University College London’s new Dagenham lab is a step closer to reality after it signed a contract buying land from the council at the old Sanofi site in east Dagenham.
The university bought the plot from the council's trading arm BD Group for its Person-Environment-Activity Research Laboratory (Pearl) at a ceremony on Friday, January 10.
The new lab is designed to simulate large environments like train stations or town centres and test people's reactions to them in detail.
Barking and Dagenham Council approved the plans for the new lab, which includes a decommissioned aeroplane fuselage and train carriages to simulate public transport, at the beginning of November last year.
At 14 metres tall and around the size of a football pitch - covering 4,000 square metres - Pearl will be able to simulate spaces, sounds and smells.
Researchers and students are set to study variables as small as brain activity and as large as crowd behaviour. The facility will test things like how spaces affect disabled people and those with dementia.

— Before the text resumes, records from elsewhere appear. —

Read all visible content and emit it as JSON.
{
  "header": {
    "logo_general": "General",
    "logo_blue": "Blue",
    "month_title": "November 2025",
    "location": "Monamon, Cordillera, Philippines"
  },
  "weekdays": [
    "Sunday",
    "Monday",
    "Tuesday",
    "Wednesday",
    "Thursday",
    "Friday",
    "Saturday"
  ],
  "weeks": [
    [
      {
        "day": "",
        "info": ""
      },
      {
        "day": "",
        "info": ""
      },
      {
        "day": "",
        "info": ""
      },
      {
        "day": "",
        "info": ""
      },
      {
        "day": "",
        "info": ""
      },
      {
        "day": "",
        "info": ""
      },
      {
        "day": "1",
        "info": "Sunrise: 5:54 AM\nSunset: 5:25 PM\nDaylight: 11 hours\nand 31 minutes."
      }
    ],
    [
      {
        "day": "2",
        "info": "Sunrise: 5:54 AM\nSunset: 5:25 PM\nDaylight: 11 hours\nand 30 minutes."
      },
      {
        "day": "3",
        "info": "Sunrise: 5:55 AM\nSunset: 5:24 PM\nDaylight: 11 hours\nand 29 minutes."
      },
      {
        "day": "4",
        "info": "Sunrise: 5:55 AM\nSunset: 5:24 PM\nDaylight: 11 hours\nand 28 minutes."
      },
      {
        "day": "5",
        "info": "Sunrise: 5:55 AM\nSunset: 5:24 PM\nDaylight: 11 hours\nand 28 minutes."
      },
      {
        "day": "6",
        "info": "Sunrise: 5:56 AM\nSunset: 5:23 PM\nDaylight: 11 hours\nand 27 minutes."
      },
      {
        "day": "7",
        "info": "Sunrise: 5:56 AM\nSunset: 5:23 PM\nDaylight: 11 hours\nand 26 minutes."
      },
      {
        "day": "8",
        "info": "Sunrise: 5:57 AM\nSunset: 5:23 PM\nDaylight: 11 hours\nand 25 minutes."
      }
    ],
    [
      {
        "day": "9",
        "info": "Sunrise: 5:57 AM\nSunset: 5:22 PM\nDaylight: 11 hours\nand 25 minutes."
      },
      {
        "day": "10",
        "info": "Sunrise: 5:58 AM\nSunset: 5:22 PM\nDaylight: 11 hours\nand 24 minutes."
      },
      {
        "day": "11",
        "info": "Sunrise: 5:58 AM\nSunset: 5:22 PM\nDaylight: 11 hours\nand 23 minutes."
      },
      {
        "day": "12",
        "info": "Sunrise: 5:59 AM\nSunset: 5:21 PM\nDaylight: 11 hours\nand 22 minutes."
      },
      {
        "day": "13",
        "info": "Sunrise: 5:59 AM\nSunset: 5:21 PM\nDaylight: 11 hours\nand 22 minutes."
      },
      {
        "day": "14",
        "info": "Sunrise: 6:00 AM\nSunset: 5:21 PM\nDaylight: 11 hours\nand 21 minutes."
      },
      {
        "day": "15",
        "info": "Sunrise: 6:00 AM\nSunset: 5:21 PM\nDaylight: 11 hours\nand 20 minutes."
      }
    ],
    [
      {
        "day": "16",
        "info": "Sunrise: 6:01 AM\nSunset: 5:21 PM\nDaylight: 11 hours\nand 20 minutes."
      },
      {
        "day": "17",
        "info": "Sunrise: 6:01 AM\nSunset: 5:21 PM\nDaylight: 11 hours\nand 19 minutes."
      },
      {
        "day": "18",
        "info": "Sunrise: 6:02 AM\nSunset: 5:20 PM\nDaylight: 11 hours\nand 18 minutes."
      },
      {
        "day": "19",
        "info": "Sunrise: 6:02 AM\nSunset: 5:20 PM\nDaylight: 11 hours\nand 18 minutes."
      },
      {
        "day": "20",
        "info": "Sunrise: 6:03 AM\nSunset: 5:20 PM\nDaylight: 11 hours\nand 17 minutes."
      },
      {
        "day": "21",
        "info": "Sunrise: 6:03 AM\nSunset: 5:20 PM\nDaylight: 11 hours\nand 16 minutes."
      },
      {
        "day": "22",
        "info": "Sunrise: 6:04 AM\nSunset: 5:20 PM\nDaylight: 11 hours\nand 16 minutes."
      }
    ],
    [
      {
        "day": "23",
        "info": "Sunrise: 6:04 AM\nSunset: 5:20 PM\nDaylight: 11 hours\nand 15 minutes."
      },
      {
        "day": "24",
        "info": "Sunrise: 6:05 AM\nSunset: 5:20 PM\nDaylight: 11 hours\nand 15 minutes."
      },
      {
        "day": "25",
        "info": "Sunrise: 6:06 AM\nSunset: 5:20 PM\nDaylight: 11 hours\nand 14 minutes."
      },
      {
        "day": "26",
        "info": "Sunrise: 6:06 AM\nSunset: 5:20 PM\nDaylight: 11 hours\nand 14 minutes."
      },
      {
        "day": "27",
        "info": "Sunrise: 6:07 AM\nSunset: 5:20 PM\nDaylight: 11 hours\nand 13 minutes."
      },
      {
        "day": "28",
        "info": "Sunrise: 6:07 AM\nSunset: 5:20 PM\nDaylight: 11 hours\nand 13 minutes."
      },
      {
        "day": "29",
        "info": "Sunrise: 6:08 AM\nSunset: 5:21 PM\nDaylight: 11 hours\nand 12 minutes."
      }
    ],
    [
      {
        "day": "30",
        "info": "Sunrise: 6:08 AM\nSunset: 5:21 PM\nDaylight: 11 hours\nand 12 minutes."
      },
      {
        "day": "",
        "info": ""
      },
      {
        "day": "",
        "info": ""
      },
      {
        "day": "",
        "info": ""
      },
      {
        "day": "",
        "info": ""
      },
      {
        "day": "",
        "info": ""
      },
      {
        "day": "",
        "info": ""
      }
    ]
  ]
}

On top of the research capability, the building is also designed to be carbon neutral through measures like solar panels.
Nigel Titchener-Hooker is dean of engineering at UCL. He said: "The way [Pearl is] designed will encourage people to experience buildings and engineering in a different way," adding the building is designed precisely so experiments carried out there can be repeated.
Pearl, which will be carbon-neutral if built, is expected to be completed in 2020.
UCL and the council is also hoping the new lab will be a new asset for colleges in the borough.
"Being here in Dagenham is important," added Mr Titchener-Hooker.
"The is an opportunity for the community not only to understand what research looks like, but for us to work with them in terms of understanding their needs and trying to address them.
"Pearl is intrinsically practical in terms of the sorts of things we're looking at. What I hope we're able to demonstrate through the experiments we're run there is that these are things people can relate to."
This isn't UCL's first foray into east London, with parts of the architecture and engineering departments moving to Stratford in neighbouring Newham.